Example — require a streaming, cloud-based STT provider:

const stt = resolver.resolveSTT({ streaming: true, local: false });

If no configured provider matches the requirements, resolveSTT() / resolveTTS() throw with an error message describing the mismatch.

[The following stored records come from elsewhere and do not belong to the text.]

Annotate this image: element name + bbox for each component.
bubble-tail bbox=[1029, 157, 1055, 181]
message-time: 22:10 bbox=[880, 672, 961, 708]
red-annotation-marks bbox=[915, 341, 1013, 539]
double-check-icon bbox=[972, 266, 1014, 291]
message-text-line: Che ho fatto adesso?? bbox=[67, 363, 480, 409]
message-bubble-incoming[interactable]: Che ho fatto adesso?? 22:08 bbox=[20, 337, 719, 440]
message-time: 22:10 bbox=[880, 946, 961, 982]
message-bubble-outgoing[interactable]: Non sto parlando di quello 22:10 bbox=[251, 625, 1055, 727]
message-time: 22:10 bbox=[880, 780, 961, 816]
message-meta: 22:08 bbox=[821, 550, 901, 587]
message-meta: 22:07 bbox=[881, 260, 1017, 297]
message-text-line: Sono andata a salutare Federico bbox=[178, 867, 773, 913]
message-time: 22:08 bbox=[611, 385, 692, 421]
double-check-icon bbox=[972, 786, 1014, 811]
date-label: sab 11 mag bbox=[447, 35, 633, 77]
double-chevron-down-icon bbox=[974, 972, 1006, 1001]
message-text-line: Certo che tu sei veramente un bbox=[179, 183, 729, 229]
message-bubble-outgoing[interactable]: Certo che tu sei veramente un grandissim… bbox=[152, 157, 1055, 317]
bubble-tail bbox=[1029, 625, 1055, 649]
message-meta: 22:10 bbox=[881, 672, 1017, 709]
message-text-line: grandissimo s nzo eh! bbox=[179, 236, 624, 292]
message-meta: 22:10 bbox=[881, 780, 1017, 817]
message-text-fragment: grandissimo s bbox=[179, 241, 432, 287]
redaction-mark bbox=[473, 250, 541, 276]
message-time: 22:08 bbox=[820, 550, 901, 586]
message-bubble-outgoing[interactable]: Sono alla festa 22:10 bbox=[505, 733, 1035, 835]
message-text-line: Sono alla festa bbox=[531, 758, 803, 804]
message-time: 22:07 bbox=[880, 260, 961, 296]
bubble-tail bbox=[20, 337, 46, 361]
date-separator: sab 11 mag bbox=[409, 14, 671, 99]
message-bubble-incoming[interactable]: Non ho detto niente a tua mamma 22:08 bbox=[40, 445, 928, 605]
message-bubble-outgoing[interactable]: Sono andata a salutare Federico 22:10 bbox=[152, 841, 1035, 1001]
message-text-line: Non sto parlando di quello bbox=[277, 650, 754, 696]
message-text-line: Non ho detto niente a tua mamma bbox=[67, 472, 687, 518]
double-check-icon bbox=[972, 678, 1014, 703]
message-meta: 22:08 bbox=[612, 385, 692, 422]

Installing Extension Providers

Extension providers ship as npm packages under the @framers/agentos-ext-* namespace and expose their provider implementation via an ExtensionPack. Install the package and pass your ExtensionManager to refresh():

npm install @framers/agentos-ext-voice-synthesis
import { ExtensionManager } from '@agentos/agentos';

const em = new ExtensionManager();
await em.loadPack('@framers/agentos-ext-voice-synthesis');

const resolver = new SpeechProviderResolver();
await resolver.refresh(em);

// ElevenLabs and any other TTS providers from the pack are now available
const tts = resolver.resolveTTS();

Extension providers default to priority 200. Add them to tts.preferred to promote them above core providers.


Adding a Custom Provider

1. Implement the interface

import type { SpeechToTextProvider, TranscribeInput, TranscribeResult } from '@agentos/agentos/speech';

export class MyCustomSTT implements SpeechToTextProvider {
readonly id = 'my-custom-stt';
readonly supportsStreaming = false;

getProviderName(): string { return 'my-company'; }

async transcribe(input: TranscribeInput): Promise<TranscribeResult> {
// Call your API here
return { text: '...', cost: 0 };
}
}

For TTS implement TextToSpeechProvider; for VAD implement SpeechVadProvider; for wake-word implement WakeWordProvider.

2. Register it directly

import { findSpeechProviderCatalogEntry } from '@agentos/agentos/speech';

resolver.register({
id: 'my-custom-stt',
kind: 'stt',
provider: new MyCustomSTT(),
catalogEntry: {
id: 'my-custom-stt',
kind: 'stt',
label: 'My Custom STT',
envVars: ['MY_STT_API_KEY'],
local: false,
description: 'Custom STT via internal API',
features: ['cloud'],
},
isConfigured: Boolean(process.env.MY_STT_API_KEY),
priority: 50, // set low to prefer over core providers
source: 'core',
});

3. Or expose via an ExtensionPack

Bundle your provider inside an extension pack and publish it so others can install it via npm install:

// my-stt-extension/index.ts
export function createExtensionPack(): ExtensionPack {
return {
descriptors: [
{
id: 'my-custom-stt',
kind: 'stt-provider',
payload: new MyCustomSTT(),
},
],
};
}

See RFC_EXTENSION_STANDARDS.md for the full extension pack specification.